La Patience : "être patient" ne veut pas dire "ne rien faire"

Séance POMMIERS du 11 décembre 2020

 

Le thème de cette soirée, « La patience », m’a été inspiré par une réflexion de Constance KASSOR, Professeur en Sciences religieuses à l’Université Lawrence dans le Wisconsin. Elle a écrit un article sur ce sujet dans le Lion’s Roar du 27 novembre 2020. 

 

La réflexion qui suit s’appuie dur de larges extraits de l’article de Constance KASSOR, traduits très librement et enrichis de passages du « Soutra en 42 sections », ainsi que par des informations historiques sur Shantideva[1] et quelques mises au point du Maître Zen Thich Nhat Hanh.

 

 

Constance KASSOR nous informe de ce que, après qu’ait été annoncée la victoire de Joe BIDEN à la dernière élection présidentielle américaine, elle s’est vue débordée d’appels, sur ses réseaux sociaux.  Ces appels demandaient aux électeurs de BIDEN de se montrer patients avec les partisans de TRUMP et de pardonner aux membres de son administration les torts qu'ils ont causés tout au long de ces quatre dernières années. Elle nous confie : « Ces appels à la patience suggéraient implicitement que la tolérance tranquille est moralement bien supérieure à l'attitude «Fuck your Feelings» (« Rien à foutre de ce que vous pensez ») que l'administration TRUMP -et de nombreux Américains - ont ouvertement adoptée ces dernières années.

 

« Nous, bouddhistes », ajoute t’elle, « aimons parler de patience. La patience, kṣānti en sanscrit, n’est-elle d’ailleurs pas l'une des six paramita (les six perfections) que les bouddhistes sont censés cultiver[2] ? » 

 

Remarquons d’abord que, dans le contexte, « Être patient, » signifie aussi « savoir endurer ».

 

Mais, attention, endurer ne veut pas dire se laisser insulter, se laisser humilier.

 

Le Bouddha lui-même nous l’explique, dans le Sutra en 42 sections (à la section 7 pour être précis). 

 

Je vous raconte l’histoire :

 

Le Bouddha marchant, un jour, rencontra quelqu'un qui, pour on ne sait quelle raison, n'était pas du tout content du Bouddha ; l’homme commença immédiatement à le traiter de tous les noms d’oiseaux. Ce genre de choses se produisait souvent, à l’époque car, de son vivant, le Bouddha n'était pas toujours populaire. Beaucoup de gens n'appréciaient pas le fait qu'il semblait encourager les gens à quitter leur famille et à s’intéresser au dharma plutôt qu'à gagner de l'argent.

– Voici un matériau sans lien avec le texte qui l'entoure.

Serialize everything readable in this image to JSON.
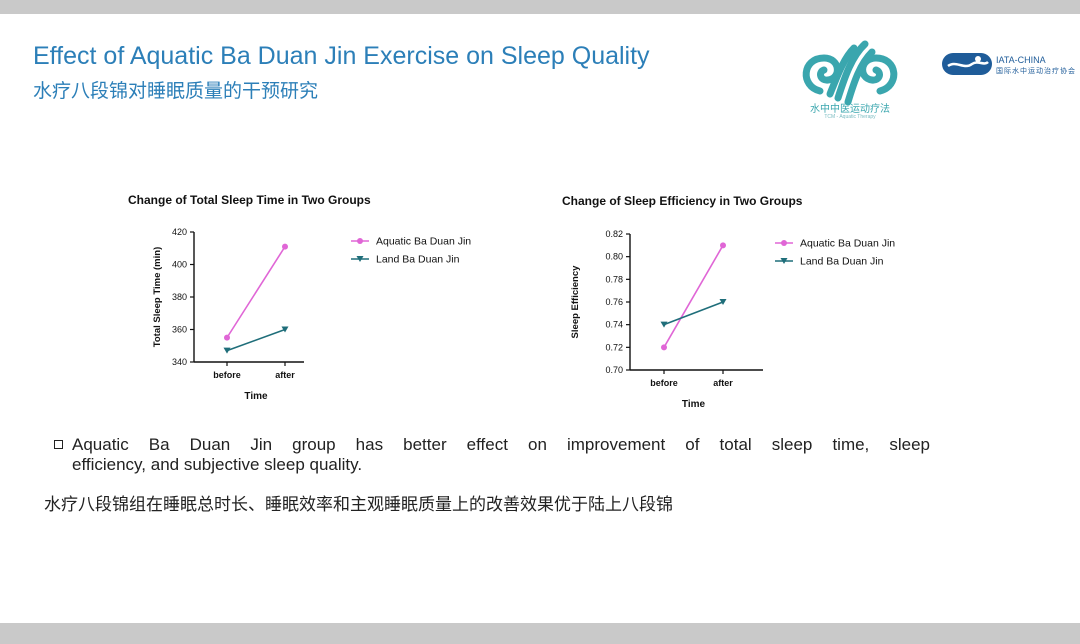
{
  "slide": {
    "title_en": "Effect of Aquatic Ba Duan Jin Exercise on Sleep Quality",
    "title_cn": "水疗八段锦对睡眠质量的干预研究",
    "logo_left": {
      "text": "水中中医运动疗法",
      "sub": "TCM - Aquatic Therapy",
      "icon": "wave-cloud-logo-icon",
      "color": "#3aa6ae"
    },
    "logo_right": {
      "text": "IATA-CHINA",
      "sub": "国际水中运动治疗协会",
      "icon": "swimmer-logo-icon",
      "color": "#1f5c99"
    },
    "bullet_line1": "Aquatic Ba Duan Jin group has better effect on improvement of total sleep time, sleep",
    "bullet_line2": "efficiency, and subjective sleep quality.",
    "note_cn": "水疗八段锦组在睡眠总时长、睡眠效率和主观睡眠质量上的改善效果优于陆上八段锦"
  },
  "chart_data": [
    {
      "type": "line",
      "title": "Change of Total Sleep Time in Two Groups",
      "xlabel": "Time",
      "ylabel": "Total Sleep Time (min)",
      "categories": [
        "before",
        "after"
      ],
      "ylim": [
        340,
        420
      ],
      "yticks": [
        "340",
        "360",
        "380",
        "400",
        "420"
      ],
      "legend_position": "right",
      "series": [
        {
          "name": "Aquatic Ba Duan Jin",
          "values": [
            355,
            411
          ],
          "color": "#e066d6",
          "marker": "circle"
        },
        {
          "name": "Land Ba Duan Jin",
          "values": [
            347,
            360
          ],
          "color": "#1f6e7a",
          "marker": "triangle-down"
        }
      ]
    },
    {
      "type": "line",
      "title": "Change of Sleep Efficiency in Two Groups",
      "xlabel": "Time",
      "ylabel": "Sleep Efficiency",
      "categories": [
        "before",
        "after"
      ],
      "ylim": [
        0.7,
        0.82
      ],
      "yticks": [
        "0.70",
        "0.72",
        "0.74",
        "0.76",
        "0.78",
        "0.80",
        "0.82"
      ],
      "legend_position": "right",
      "series": [
        {
          "name": "Aquatic Ba Duan Jin",
          "values": [
            0.72,
            0.81
          ],
          "color": "#e066d6",
          "marker": "circle"
        },
        {
          "name": "Land Ba Duan Jin",
          "values": [
            0.74,
            0.76
          ],
          "color": "#1f6e7a",
          "marker": "triangle-down"
        }
      ]
    }
  ]
}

Donc l'homme se tint là un moment, injuriant le Bouddha avec toutes les insultes de son vocabulaire. Mais le Bouddha ne dit rien, attendant simplement que l'homme s'arrête de parler. L'homme s'arrêta finalement, à bout de souffle. Le Bouddha lui demanda alors calmement :

« Est-ce tout ? »

Plutôt décontenancé, l'homme dit :

« Oui, c'est tout. »

Le Bouddha dit alors :

«  Bien, laisse-moi te poser une question maintenant. Suppose qu'un jour, un ami t'apporte un cadeau, mais que tu ne veuilles pas l'accepter. Si tu ne l'acceptes pas, à qui appartient-il ? »

L'homme répondit :

« Eh bien, si je ne veux pas l'accepter, il appartient à la personne qui essaye de me le donner. »

Le Bouddha dit donc :

« Eh bien tu as essayé de me faire un cadeau de tes insultes, mais je ne l'accepte pas. Prends-le, il t'appartient. »

 

Santideva va nous livrer un éclairage complémentaire.

 

Santideva était un Prince indien du 8ème siècle, qui, comme le Bouddha Gautama, renonça au pouvoir en refusant de devenir Roi à la mort de son père.

 

Il devint moine au Monastère de Nalanda, le plus important monastère de l’Inde.

 

On lui doit le très célèbre ouvrage « Bodhicaryavattara ».  titre qu’on a traduit en français par « La voie du Bodhisattva » ou « La Marche vers l’Eveil ». C’est bien le livre le plus incroyable, le plus époustouflant, qu’il m’ait été donné de lire dans la littérature bouddhiste.

 

Pourtant, au monastère de Nalanda, Santideva n’avait pas bonne presse : il y était extrêmement discret et il était même considéré comme un bon-à-rien surnommé « Bhusuku », littéralement celui qui ne fait que manger, dormir et faire ses besoins.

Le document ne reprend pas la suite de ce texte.